Un silence étrange plane sur les corps et les bâtiments mutilés entre des plans flash d’une bête mystérieuse et galopante qui se déchaîne – ainsi commence la dernière bande-annonce officielle du film culte du réalisateur coréen Na Hong-jin. Espoir. La bande-annonce montre les protagonistes du film chassant ou fuyant alternativement la ou les créatures vicieuses à travers une ville en lambeaux connue sous le nom de Hope Harbor, un village côtier isolé près de la zone démilitarisée (DMZ) en Corée du Sud. Des extraits vers la fin du spot d’environ deux minutes révèlent un vaisseau spatial extraterrestre sillonnant le ciel, révélant qu’il s’agit d’un spectacle de science-fiction coréen rare et à gros budget, et pas seulement d’une autre panique d’action à coups de poing blanc du réalisateur de Le chasseur et Les lamentations. (Voir la bande-annonce complète ci-dessous.)
Le spot a fait ses débuts jeudi, avant un déploiement en deux étapes : ouverture de Plus M Entertainment Espoir dans les cinémas sud-coréens le 15 juillet, avant que Neon ne lance le film exclusivement dans les salles nord-américaines le 9 septembre.
Espoir – le premier long métrage de l’auteur depuis environ une décennie – a été présenté en première mondiale en compétition à Cannes en mai, suscitant une standing ovation de six minutes et une vague de réactions critiques très partagées, allant du ravissement à quelques notes de perplexité.

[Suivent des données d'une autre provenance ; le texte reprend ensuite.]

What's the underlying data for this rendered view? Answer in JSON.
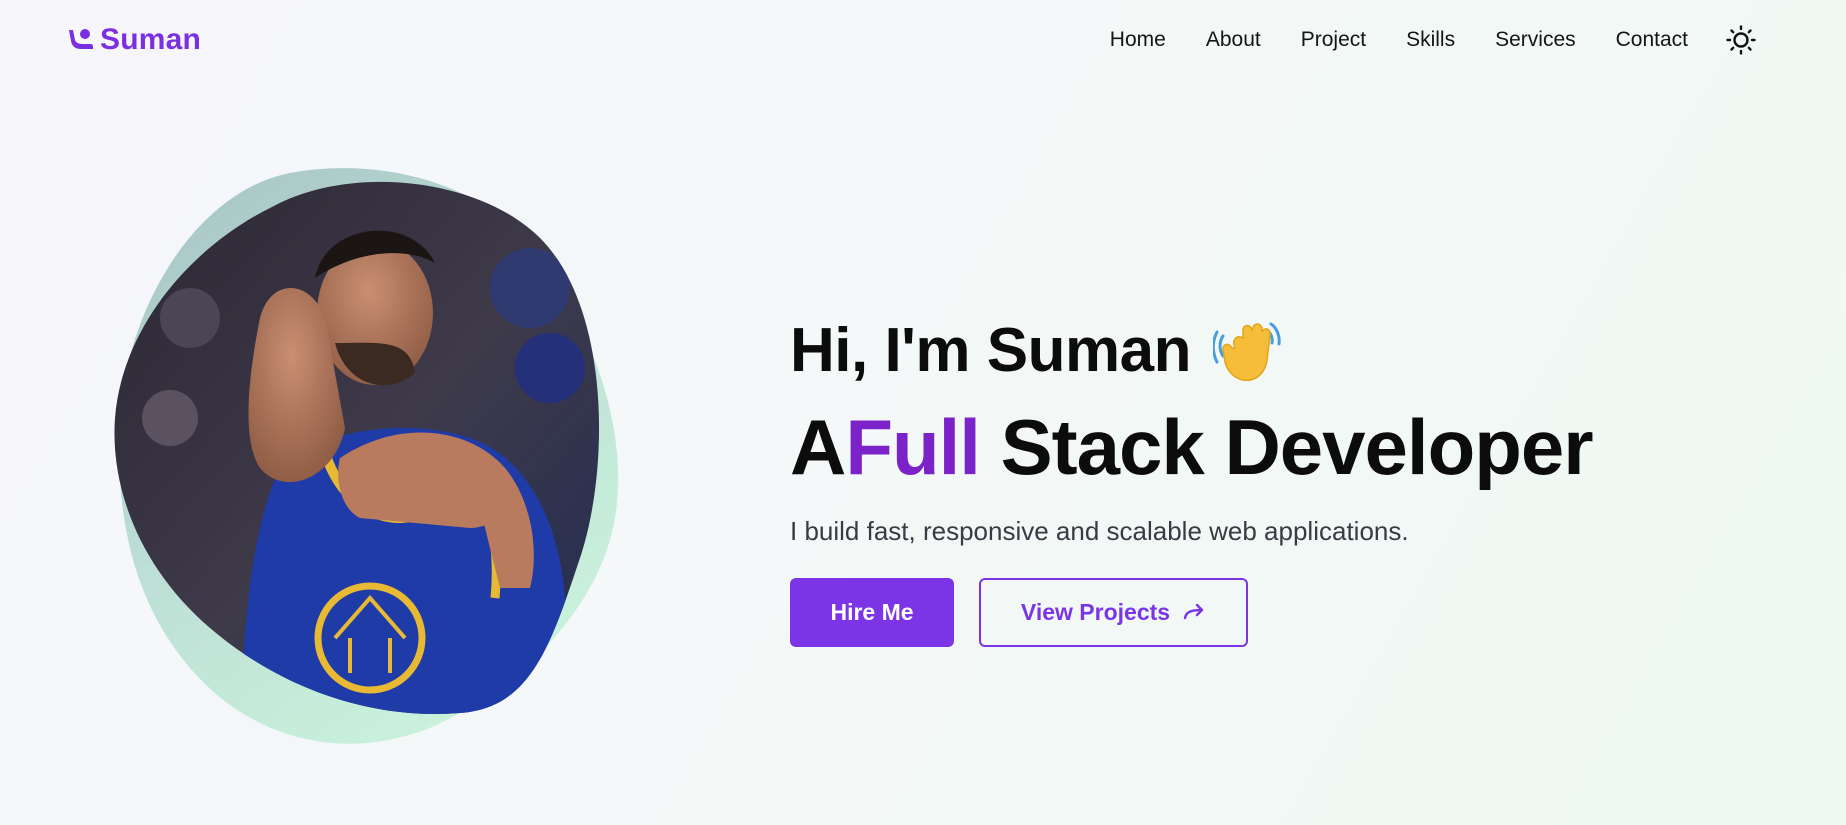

Le journaliste hollywoodienLe critique de cinéma en chef de David Rooney a pesé fermement du côté ravissant, saluant le film comme un « long métrage de créature de science-fiction rugissant » qui « a un classique culte instantané écrit partout ».
« C’est un sentiment formidable de savoir dès les premières images d’un film que vous êtes entre les mains d’un auteur de genre assuré », a écrit Rooney. « Le rare thriller d’action qui se déroule presque entièrement en plein jour, Espoir vous attire immédiatement avec son travail de caméra virtuose, sa musique palpitante, son rythme surrénalien et ses personnages bien dessinés.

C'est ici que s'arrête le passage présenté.